Google’s original algorithm doesn’t work like it once did because they are lost in controversy over their webspam
I think we all understand how web spam works to a degree. Purveyors want to sell some ads so they put up content that the search engines will like. Perhaps they have a network of sites that do this and they put links between the sites to each other’s content to help the chances and game the search engines.
But the original beauty of Google’s search engine, which set it apart and differentiated it from the crowded field in the 90s, was the PageRank algorithm. The idea, as far as most people understand, was that web pages are ranked by the quality and quantity of links that are sent to them. PageRank, drawn, is where the colorful Google GOOG balls/logo come from (seen pictured at right).
Google describes PageRank:
PageRank reflects our view of the importance of web pages by considering more than 500 million variables and 2 billion terms. Pages that we believe are important pages receive a higher PageRank and are more likely to appear at the top of the search results. PageRank also considers the importance of each page that casts a vote, as votes from some pages are considered to have greater value, thus giving the linked page greater value. We have always taken a pragmatic approach to help improve search quality and create useful products, and our technology uses the collective intelligence of the web to determine a page’s importance.
So how does all of this spam get through?

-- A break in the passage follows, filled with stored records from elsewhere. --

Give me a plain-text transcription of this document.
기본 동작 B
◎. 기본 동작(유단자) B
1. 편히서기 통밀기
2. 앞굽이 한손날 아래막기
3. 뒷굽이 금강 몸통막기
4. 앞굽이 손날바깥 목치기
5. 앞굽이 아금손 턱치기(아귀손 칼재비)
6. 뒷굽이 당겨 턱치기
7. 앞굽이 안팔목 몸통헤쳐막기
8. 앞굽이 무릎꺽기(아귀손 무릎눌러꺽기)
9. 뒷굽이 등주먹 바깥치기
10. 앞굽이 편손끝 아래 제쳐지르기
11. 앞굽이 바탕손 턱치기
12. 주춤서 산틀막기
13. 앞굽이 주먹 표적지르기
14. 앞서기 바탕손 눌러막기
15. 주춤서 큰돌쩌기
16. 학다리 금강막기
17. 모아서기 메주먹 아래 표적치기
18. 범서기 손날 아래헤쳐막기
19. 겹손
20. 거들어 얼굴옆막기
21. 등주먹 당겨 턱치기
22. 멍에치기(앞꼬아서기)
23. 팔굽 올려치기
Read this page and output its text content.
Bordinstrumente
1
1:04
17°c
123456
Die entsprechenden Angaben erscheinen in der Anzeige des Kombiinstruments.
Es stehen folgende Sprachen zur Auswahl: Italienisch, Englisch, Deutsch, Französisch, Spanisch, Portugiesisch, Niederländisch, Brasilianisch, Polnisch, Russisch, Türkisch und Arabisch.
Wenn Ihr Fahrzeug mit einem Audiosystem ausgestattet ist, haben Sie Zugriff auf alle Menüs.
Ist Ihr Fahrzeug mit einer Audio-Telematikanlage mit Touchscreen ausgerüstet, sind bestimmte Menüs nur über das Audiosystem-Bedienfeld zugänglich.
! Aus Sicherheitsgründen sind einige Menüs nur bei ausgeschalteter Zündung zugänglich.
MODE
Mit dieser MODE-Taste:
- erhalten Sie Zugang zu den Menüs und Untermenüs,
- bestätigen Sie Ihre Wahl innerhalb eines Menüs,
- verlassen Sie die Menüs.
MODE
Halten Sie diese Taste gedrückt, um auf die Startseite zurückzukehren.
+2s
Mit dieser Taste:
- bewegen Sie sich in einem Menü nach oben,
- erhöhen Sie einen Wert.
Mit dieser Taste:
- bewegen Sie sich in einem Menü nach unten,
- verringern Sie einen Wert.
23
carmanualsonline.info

No one links to spam…
Google knows, largely, what sites are reputable and have been around for years and which have just been built to house spam. To another degree, Google knows that spam servers are largely not sharing an IP address with reputable companies and so on and so forth.
But even if spammers and scrapers can get by those types of filters, PageRank should kick in and rate real, original content over the stuff that copies it.

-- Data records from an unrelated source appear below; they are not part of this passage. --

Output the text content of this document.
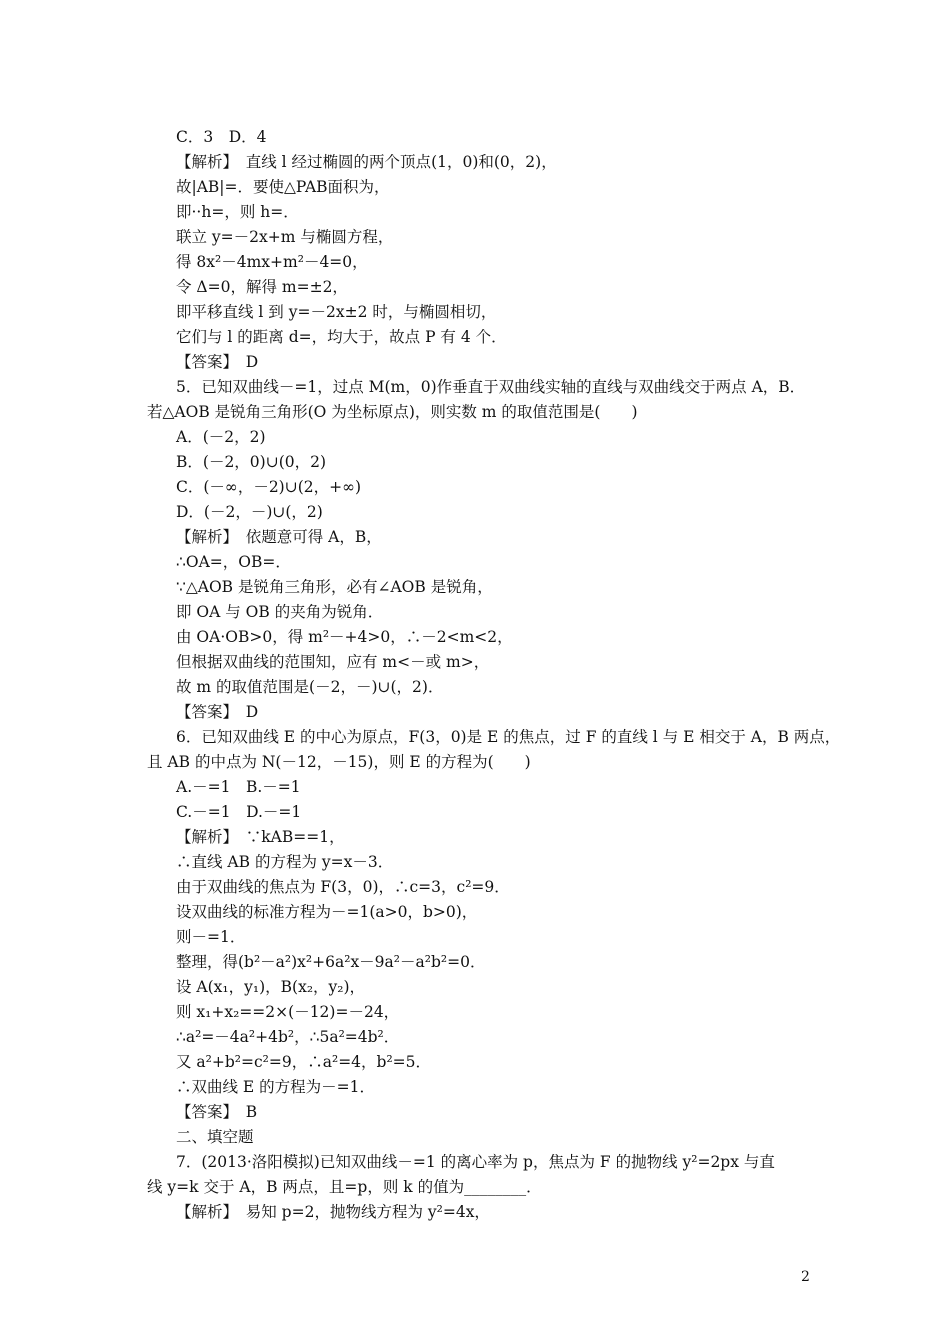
C．3　D．4
【解析】　直线 l 经过椭圆的两个顶点(1，0)和(0，2)，
故|AB|=．要使△PAB面积为，
即··h=，则 h=．
联立 y=－2x+m 与椭圆方程，
得 8x²－4mx+m²－4=0，
令 Δ=0，解得 m=±2，
即平移直线 l 到 y=－2x±2 时，与椭圆相切，
它们与 l 的距离 d=，均大于，故点 P 有 4 个．
【答案】　D
5．已知双曲线－=1，过点 M(m，0)作垂直于双曲线实轴的直线与双曲线交于两点 A，B．
若△AOB 是锐角三角形(O 为坐标原点)，则实数 m 的取值范围是(　　)
A．(－2，2)
B．(－2，0)∪(0，2)
C．(－∞，－2)∪(2，+∞)
D．(－2，－)∪(，2)
【解析】　依题意可得 A，B，
∴OA=，OB=．
∵△AOB 是锐角三角形，必有∠AOB 是锐角，
即 OA 与 OB 的夹角为锐角．
由 OA·OB>0，得 m²－+4>0，∴－2<m<2，
但根据双曲线的范围知，应有 m<－或 m>，
故 m 的取值范围是(－2，－)∪(，2)．
【答案】　D
6．已知双曲线 E 的中心为原点，F(3，0)是 E 的焦点，过 F 的直线 l 与 E 相交于 A，B 两点，
且 AB 的中点为 N(－12，－15)，则 E 的方程为(　　)
A.－=1　B.－=1
C.－=1　D.－=1
【解析】　∵kAB==1，
∴直线 AB 的方程为 y=x－3．
由于双曲线的焦点为 F(3，0)，∴c=3，c²=9．
设双曲线的标准方程为－=1(a>0，b>0)，
则－=1．
整理，得(b²－a²)x²+6a²x－9a²－a²b²=0．
设 A(x₁，y₁)，B(x₂，y₂)，
则 x₁+x₂==2×(－12)=－24，
∴a²=－4a²+4b²，∴5a²=4b²．
又 a²+b²=c²=9，∴a²=4，b²=5．
∴双曲线 E 的方程为－=1．
【答案】　B
二、填空题
7．(2013·洛阳模拟)已知双曲线－=1 的离心率为 p，焦点为 F 的抛物线 y²=2px 与直
线 y=k 交于 A，B 两点，且=p，则 k 的值为________．
【解析】　易知 p=2，抛物线方程为 y²=4x，
2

People aren’t linking from their blogs and Twitter to web spam (or Facebook, but Google doesn’t index Facebook). News organizations aren’t linking to web spam. Corporate websites don’t link to spam. Only spam links to spam.
Therefore the PageRank algorithm should be able to kill spam before it even starts. How does a page that just scrapes popular articles rise above the actual articles that it scrapes? Certainly people are tweeting about the popular page and posting links to it on their blog. No one is posting a link to the spam scraper.
But we often see Adsense-laden scraper/copier sites ranked way above the original content.
This is exactly what the original PageRank was built to avoid.